Back in college, I had gone to art school; my focus was on ceramics with an emphasis on tile-making. I loved working in grids, with repeating motifs, or with pieces that fit together. When I later shifted my focus to quilting, it became clear that quilting is a perfect synthesis of textiles and ceramic tile: it’s like making tiles out of fabric. 

My quilts today are abstract and semi-improvised. I regard quilts as artworks, and I love that they can be expressive and experimental. I enjoy the freedom of working without a pattern, but I also find comfort in working within a structure or with a plan. I usually start with a sense of what I want my quilt to look like, with a general procedure in mind, but I allow for flexibility, responding to the piece as it develops, open to changing course as I go. I don’t always make my sewn fabric creations into quilts. Sometimes I put them in a frame instead, preferring to treat them as artworks for the wall. I am still exploring, experimenting, and playing with fabric, finding ways to express myself through this medium I love.

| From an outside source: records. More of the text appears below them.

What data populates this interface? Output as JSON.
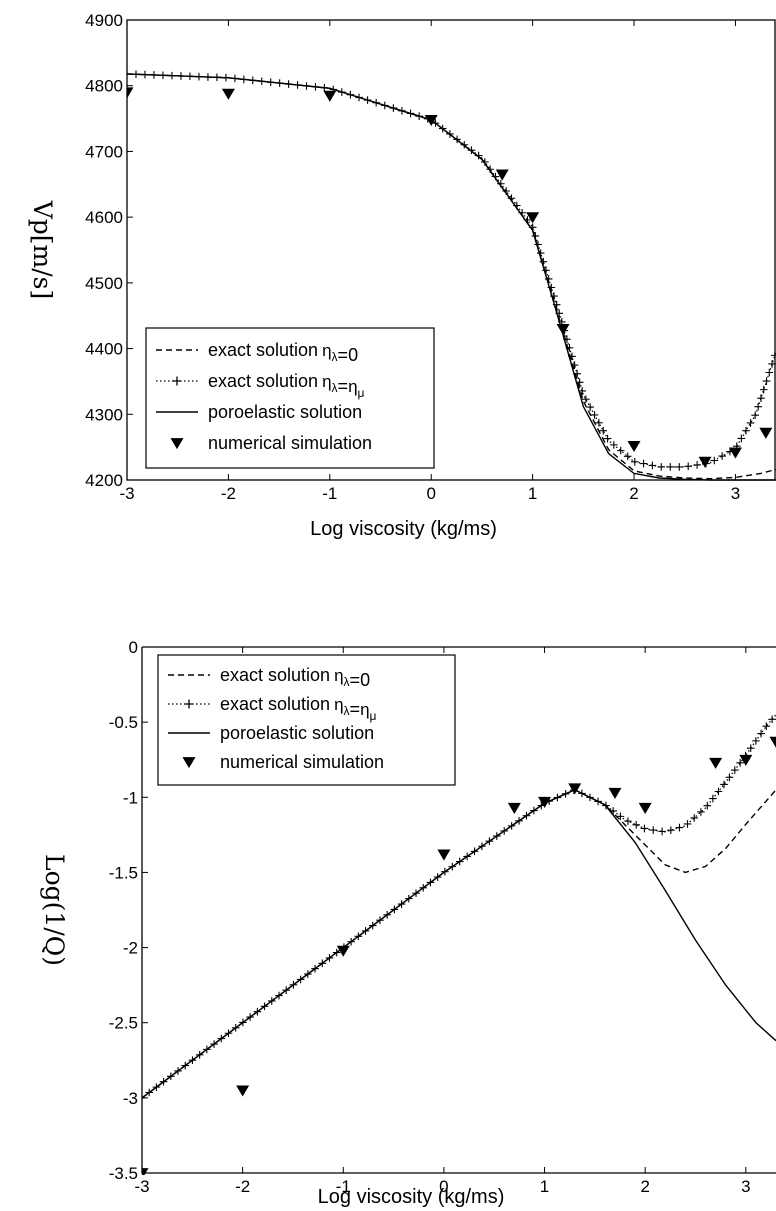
{
  "chart_data": [
    {
      "type": "line",
      "ylabel": "Vp[m/s]",
      "xlabel": "Log viscosity (kg/ms)",
      "xlim": [
        -3,
        3.4
      ],
      "ylim": [
        4200,
        4900
      ],
      "xticks": [
        "-3",
        "-2",
        "-1",
        "0",
        "1",
        "2",
        "3"
      ],
      "yticks": [
        "4200",
        "4300",
        "4400",
        "4500",
        "4600",
        "4700",
        "4800",
        "4900"
      ],
      "grid": false,
      "legend_position": "bottom-left",
      "series": [
        {
          "name": "exact solution",
          "subscript_label": "η_λ=0",
          "style": "dashed",
          "x": [
            -3,
            -2,
            -1,
            0,
            0.5,
            1,
            1.25,
            1.5,
            1.75,
            2,
            2.25,
            2.5,
            2.75,
            3,
            3.25,
            3.4
          ],
          "values": [
            4818,
            4812,
            4796,
            4748,
            4688,
            4580,
            4452,
            4320,
            4246,
            4214,
            4206,
            4203,
            4202,
            4204,
            4210,
            4216
          ]
        },
        {
          "name": "exact solution",
          "subscript_label": "η_λ=η_μ",
          "style": "dotted-plus",
          "x": [
            -3,
            -2,
            -1,
            0,
            0.5,
            1,
            1.25,
            1.5,
            1.75,
            2,
            2.25,
            2.5,
            2.75,
            3,
            3.2,
            3.4
          ],
          "values": [
            4818,
            4812,
            4796,
            4748,
            4690,
            4585,
            4460,
            4330,
            4260,
            4228,
            4220,
            4220,
            4226,
            4248,
            4300,
            4395
          ]
        },
        {
          "name": "poroelastic solution",
          "style": "solid",
          "x": [
            -3,
            -2,
            -1,
            0,
            0.5,
            1,
            1.25,
            1.5,
            1.75,
            2,
            2.25,
            2.5,
            2.75,
            3,
            3.4
          ],
          "values": [
            4818,
            4812,
            4796,
            4748,
            4688,
            4580,
            4448,
            4312,
            4240,
            4210,
            4203,
            4201,
            4200,
            4200,
            4200
          ]
        },
        {
          "name": "numerical simulation",
          "style": "markers",
          "x": [
            -3,
            -2,
            -1,
            0,
            0.7,
            1,
            1.3,
            2,
            2.7,
            3,
            3.3
          ],
          "values": [
            4790,
            4788,
            4785,
            4748,
            4665,
            4600,
            4430,
            4252,
            4228,
            4242,
            4272
          ]
        }
      ]
    },
    {
      "type": "line",
      "ylabel": "Log(1/Q)",
      "xlabel": "Log viscosity (kg/ms)",
      "xlim": [
        -3,
        3.3
      ],
      "ylim": [
        -3.5,
        0
      ],
      "xticks": [
        "-3",
        "-2",
        "-1",
        "0",
        "1",
        "2",
        "3"
      ],
      "yticks": [
        "-3.5",
        "-3",
        "-2.5",
        "-2",
        "-1.5",
        "-1",
        "-0.5",
        "0"
      ],
      "grid": false,
      "legend_position": "top-left",
      "series": [
        {
          "name": "exact solution",
          "subscript_label": "η_λ=0",
          "style": "dashed",
          "x": [
            -3,
            -2,
            -1,
            0,
            1,
            1.3,
            1.6,
            1.9,
            2.2,
            2.4,
            2.6,
            2.8,
            3.0,
            3.3
          ],
          "values": [
            -3.0,
            -2.5,
            -2.0,
            -1.5,
            -1.04,
            -0.95,
            -1.05,
            -1.25,
            -1.45,
            -1.5,
            -1.46,
            -1.34,
            -1.18,
            -0.95
          ]
        },
        {
          "name": "exact solution",
          "subscript_label": "η_λ=η_μ",
          "style": "dotted-plus",
          "x": [
            -3,
            -2,
            -1,
            0,
            1,
            1.3,
            1.6,
            1.8,
            2.0,
            2.2,
            2.4,
            2.6,
            2.8,
            3.0,
            3.2,
            3.3
          ],
          "values": [
            -3.0,
            -2.5,
            -2.0,
            -1.5,
            -1.04,
            -0.95,
            -1.05,
            -1.15,
            -1.21,
            -1.23,
            -1.19,
            -1.07,
            -0.9,
            -0.72,
            -0.53,
            -0.45
          ]
        },
        {
          "name": "poroelastic solution",
          "style": "solid",
          "x": [
            -3,
            -2,
            -1,
            0,
            1,
            1.3,
            1.6,
            1.9,
            2.2,
            2.5,
            2.8,
            3.1,
            3.3
          ],
          "values": [
            -3.0,
            -2.5,
            -2.0,
            -1.5,
            -1.04,
            -0.95,
            -1.05,
            -1.3,
            -1.62,
            -1.95,
            -2.25,
            -2.5,
            -2.62
          ]
        },
        {
          "name": "numerical simulation",
          "style": "markers",
          "x": [
            -3,
            -2,
            -1,
            0,
            0.7,
            1,
            1.3,
            1.7,
            2,
            2.7,
            3,
            3.3
          ],
          "values": [
            -3.5,
            -2.95,
            -2.02,
            -1.38,
            -1.07,
            -1.03,
            -0.94,
            -0.97,
            -1.07,
            -0.77,
            -0.75,
            -0.63
          ]
        }
      ]
    }
  ]
}
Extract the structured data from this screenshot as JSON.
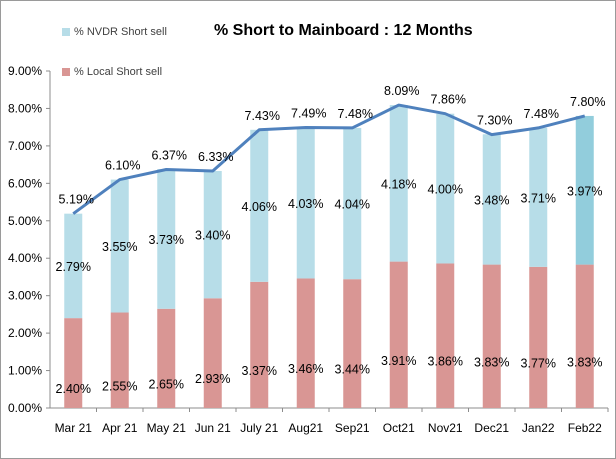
{
  "chart_data": {
    "type": "bar",
    "title": "% Short to Mainboard : 12 Months",
    "categories": [
      "Mar 21",
      "Apr 21",
      "May 21",
      "Jun 21",
      "July 21",
      "Aug21",
      "Sep21",
      "Oct21",
      "Nov21",
      "Dec21",
      "Jan22",
      "Feb22"
    ],
    "series": [
      {
        "name": "% Local Short sell",
        "color": "#d99694",
        "values": [
          2.4,
          2.55,
          2.65,
          2.93,
          3.37,
          3.46,
          3.44,
          3.91,
          3.86,
          3.83,
          3.77,
          3.83
        ],
        "labels": [
          "2.40%",
          "2.55%",
          "2.65%",
          "2.93%",
          "3.37%",
          "3.46%",
          "3.44%",
          "3.91%",
          "3.86%",
          "3.83%",
          "3.77%",
          "3.83%"
        ]
      },
      {
        "name": "% NVDR Short sell",
        "color": "#b7dde8",
        "highlight_color": "#92cddc",
        "values": [
          2.79,
          3.55,
          3.73,
          3.4,
          4.06,
          4.03,
          4.04,
          4.18,
          4.0,
          3.48,
          3.71,
          3.97
        ],
        "labels": [
          "2.79%",
          "3.55%",
          "3.73%",
          "3.40%",
          "4.06%",
          "4.03%",
          "4.04%",
          "4.18%",
          "4.00%",
          "3.48%",
          "3.71%",
          "3.97%"
        ]
      }
    ],
    "total": {
      "color": "#4f81bd",
      "values": [
        5.19,
        6.1,
        6.37,
        6.33,
        7.43,
        7.49,
        7.48,
        8.09,
        7.86,
        7.3,
        7.48,
        7.8
      ],
      "labels": [
        "5.19%",
        "6.10%",
        "6.37%",
        "6.33%",
        "7.43%",
        "7.49%",
        "7.48%",
        "8.09%",
        "7.86%",
        "7.30%",
        "7.48%",
        "7.80%"
      ]
    },
    "ylim": [
      0,
      9
    ],
    "yticks": [
      0,
      1,
      2,
      3,
      4,
      5,
      6,
      7,
      8,
      9
    ],
    "ytick_labels": [
      "0.00%",
      "1.00%",
      "2.00%",
      "3.00%",
      "4.00%",
      "5.00%",
      "6.00%",
      "7.00%",
      "8.00%",
      "9.00%"
    ],
    "xlabel": "",
    "ylabel": "",
    "grid": false,
    "legend": "top-left"
  }
}
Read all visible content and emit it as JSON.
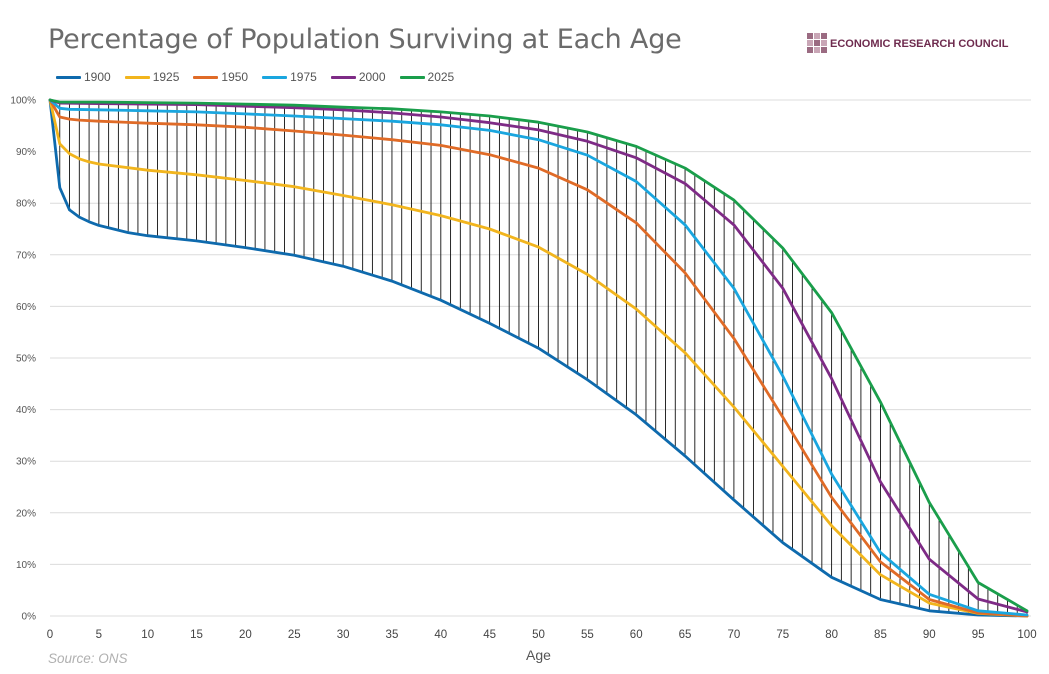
{
  "header": {
    "title": "Percentage of Population Surviving at Each Age",
    "brand": "ECONOMIC RESEARCH COUNCIL"
  },
  "footer": {
    "source": "Source: ONS"
  },
  "colors": {
    "1900": "#0e6aad",
    "1925": "#f2b51d",
    "1950": "#e06b27",
    "1975": "#1aa6df",
    "2000": "#7e2b86",
    "2025": "#1a9e4b",
    "grid": "#dcdcdc",
    "hatch": "#111111"
  },
  "chart_data": {
    "type": "line",
    "title": "Percentage of Population Surviving at Each Age",
    "xlabel": "Age",
    "ylabel": "",
    "xlim": [
      0,
      100
    ],
    "ylim": [
      0,
      100
    ],
    "grid": "horizontal",
    "legend": "top-left",
    "x_ticks": [
      0,
      5,
      10,
      15,
      20,
      25,
      30,
      35,
      40,
      45,
      50,
      55,
      60,
      65,
      70,
      75,
      80,
      85,
      90,
      95,
      100
    ],
    "y_ticks": [
      "0%",
      "10%",
      "20%",
      "30%",
      "40%",
      "50%",
      "60%",
      "70%",
      "80%",
      "90%",
      "100%"
    ],
    "hatch_between": [
      "1900",
      "2025"
    ],
    "series": [
      {
        "name": "1900",
        "color": "#0e6aad",
        "points": [
          [
            0,
            100
          ],
          [
            1,
            83
          ],
          [
            2,
            78.7
          ],
          [
            3,
            77.3
          ],
          [
            4,
            76.4
          ],
          [
            5,
            75.7
          ],
          [
            8,
            74.3
          ],
          [
            10,
            73.7
          ],
          [
            15,
            72.7
          ],
          [
            20,
            71.4
          ],
          [
            25,
            69.9
          ],
          [
            30,
            67.8
          ],
          [
            35,
            64.9
          ],
          [
            40,
            61.2
          ],
          [
            45,
            56.7
          ],
          [
            50,
            51.9
          ],
          [
            55,
            45.8
          ],
          [
            60,
            39
          ],
          [
            65,
            31
          ],
          [
            70,
            22.5
          ],
          [
            75,
            14.2
          ],
          [
            80,
            7.5
          ],
          [
            85,
            3.2
          ],
          [
            90,
            1
          ],
          [
            95,
            0.2
          ],
          [
            100,
            0
          ]
        ]
      },
      {
        "name": "1925",
        "color": "#f2b51d",
        "points": [
          [
            0,
            100
          ],
          [
            1,
            91.5
          ],
          [
            2,
            89.6
          ],
          [
            3,
            88.6
          ],
          [
            4,
            88
          ],
          [
            5,
            87.6
          ],
          [
            10,
            86.4
          ],
          [
            15,
            85.5
          ],
          [
            20,
            84.4
          ],
          [
            25,
            83.2
          ],
          [
            30,
            81.5
          ],
          [
            35,
            79.7
          ],
          [
            40,
            77.6
          ],
          [
            45,
            75
          ],
          [
            50,
            71.5
          ],
          [
            55,
            66.2
          ],
          [
            60,
            59.5
          ],
          [
            65,
            51
          ],
          [
            70,
            40.5
          ],
          [
            75,
            29
          ],
          [
            80,
            17.5
          ],
          [
            85,
            8
          ],
          [
            90,
            2.5
          ],
          [
            95,
            0.5
          ],
          [
            100,
            0
          ]
        ]
      },
      {
        "name": "1950",
        "color": "#e06b27",
        "points": [
          [
            0,
            100
          ],
          [
            1,
            96.7
          ],
          [
            2,
            96.3
          ],
          [
            3,
            96.1
          ],
          [
            5,
            95.9
          ],
          [
            10,
            95.5
          ],
          [
            15,
            95.2
          ],
          [
            20,
            94.7
          ],
          [
            25,
            94
          ],
          [
            30,
            93.2
          ],
          [
            35,
            92.3
          ],
          [
            40,
            91.2
          ],
          [
            45,
            89.4
          ],
          [
            50,
            86.8
          ],
          [
            55,
            82.6
          ],
          [
            60,
            76.2
          ],
          [
            65,
            66.5
          ],
          [
            70,
            53.8
          ],
          [
            75,
            38.5
          ],
          [
            80,
            23
          ],
          [
            85,
            10.5
          ],
          [
            90,
            3.2
          ],
          [
            95,
            0.6
          ],
          [
            100,
            0
          ]
        ]
      },
      {
        "name": "1975",
        "color": "#1aa6df",
        "points": [
          [
            0,
            100
          ],
          [
            1,
            98.4
          ],
          [
            2,
            98.2
          ],
          [
            5,
            98.1
          ],
          [
            10,
            97.9
          ],
          [
            15,
            97.7
          ],
          [
            20,
            97.3
          ],
          [
            25,
            96.9
          ],
          [
            30,
            96.4
          ],
          [
            35,
            95.9
          ],
          [
            40,
            95.2
          ],
          [
            45,
            94.1
          ],
          [
            50,
            92.3
          ],
          [
            55,
            89.3
          ],
          [
            60,
            84.2
          ],
          [
            65,
            75.8
          ],
          [
            70,
            63.5
          ],
          [
            75,
            46.5
          ],
          [
            80,
            27.5
          ],
          [
            85,
            12.3
          ],
          [
            90,
            4.2
          ],
          [
            95,
            1
          ],
          [
            100,
            0.2
          ]
        ]
      },
      {
        "name": "2000",
        "color": "#7e2b86",
        "points": [
          [
            0,
            100
          ],
          [
            1,
            99.4
          ],
          [
            5,
            99.3
          ],
          [
            10,
            99.2
          ],
          [
            15,
            99.1
          ],
          [
            20,
            98.8
          ],
          [
            25,
            98.5
          ],
          [
            30,
            98.1
          ],
          [
            35,
            97.5
          ],
          [
            40,
            96.7
          ],
          [
            45,
            95.6
          ],
          [
            50,
            94.2
          ],
          [
            55,
            92
          ],
          [
            60,
            88.8
          ],
          [
            65,
            83.8
          ],
          [
            70,
            75.8
          ],
          [
            75,
            63.5
          ],
          [
            80,
            46
          ],
          [
            85,
            26
          ],
          [
            90,
            11
          ],
          [
            95,
            3.3
          ],
          [
            100,
            0.8
          ]
        ]
      },
      {
        "name": "2025",
        "color": "#1a9e4b",
        "points": [
          [
            0,
            100
          ],
          [
            1,
            99.6
          ],
          [
            5,
            99.6
          ],
          [
            10,
            99.5
          ],
          [
            15,
            99.4
          ],
          [
            20,
            99.2
          ],
          [
            25,
            99
          ],
          [
            30,
            98.6
          ],
          [
            35,
            98.3
          ],
          [
            40,
            97.7
          ],
          [
            45,
            96.9
          ],
          [
            50,
            95.7
          ],
          [
            55,
            93.8
          ],
          [
            60,
            91
          ],
          [
            65,
            86.8
          ],
          [
            70,
            80.6
          ],
          [
            75,
            71.3
          ],
          [
            80,
            58.8
          ],
          [
            85,
            41.5
          ],
          [
            90,
            22
          ],
          [
            95,
            6.5
          ],
          [
            100,
            1
          ]
        ]
      }
    ]
  }
}
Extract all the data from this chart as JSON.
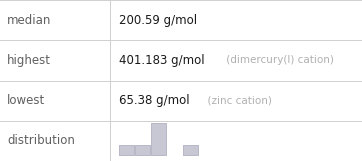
{
  "median_label": "median",
  "median_value": "200.59 g/mol",
  "highest_label": "highest",
  "highest_value": "401.183 g/mol",
  "highest_note": " (dimercury(I) cation)",
  "lowest_label": "lowest",
  "lowest_value": "65.38 g/mol",
  "lowest_note": "  (zinc cation)",
  "distribution_label": "distribution",
  "bar_heights": [
    1,
    1,
    3,
    0,
    1
  ],
  "bar_color": "#c8c8d4",
  "bar_edge_color": "#b0b0c0",
  "background_color": "#ffffff",
  "line_color": "#d0d0d0",
  "label_color": "#606060",
  "value_color": "#1a1a1a",
  "note_color": "#b0b0b0",
  "label_fontsize": 8.5,
  "value_fontsize": 8.5,
  "note_fontsize": 7.5,
  "col_split": 0.305,
  "figwidth": 3.62,
  "figheight": 1.61,
  "dpi": 100
}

I’m an art educator, Visual Storyteller & Janome Artisan living in the Midwest, USA, passionate about sustainability, social justice and urban gardening, committed to maintaining a public garden space in the downtown area where I reside. I began teaching myself how to sew over 11 years ago. My maternal grandmother was the only family memberI had seen machine stitching growing up in Cuba.

I lead workshops in a variety of subjects, encouraging creative, sustainable approaches as a way to build confidence and community, with a back to basics approach, and consciousness about resource use/waste.

Working towards a sustainable future includes: learning new skills, supporting renewable energy, repairing our clothes, slowing down on consumption, growing food responsibly, preserving cultural traditions and Respecting Each Other’s contributions. Those are things that I value greatly.

I want to use, reuse and re-imagine leftover materials to make something whole again; in doing so, I respect the human and environmental resources that go into textile production. I don’t consider myself a quilter, rather a fiber artist. I like to draw on cultural traditions, my own and others, to infuse a work with vitality and interest. I like to create using as many techniques as possible and really appreciate hand-stitching. I love curve piecing because of the energy and organic aspect it offers. I consider myself an explorer and believe that everything “goes” together in creating textile compositions. We can’t have a modern movement without cultural traditions. 
My goal moving forward is to ensure that there is more cultural representation in textile/fiber arts and that companies learn, alongside a diverse group of artists from around the world, to include immigrants in their creative initiatives. 


Porfiria Gomez

My name is Porfiria I am a native New Yorker. I was raised in the Bronx. While growing up in the Bronx my mom shared stories with me of her grandmother quilts. How she would lay on top of them, she sparked my love of quilting with this stories. She taught me at an early age how to quilt. Hand sewing pieces together to make beautiful works of art. As I became a mum my quilting passion returned.  I began to create quilts for my children. When I quilt I strive to showcase my childhood. By using solids colors and prints that tie into my hispanic culture.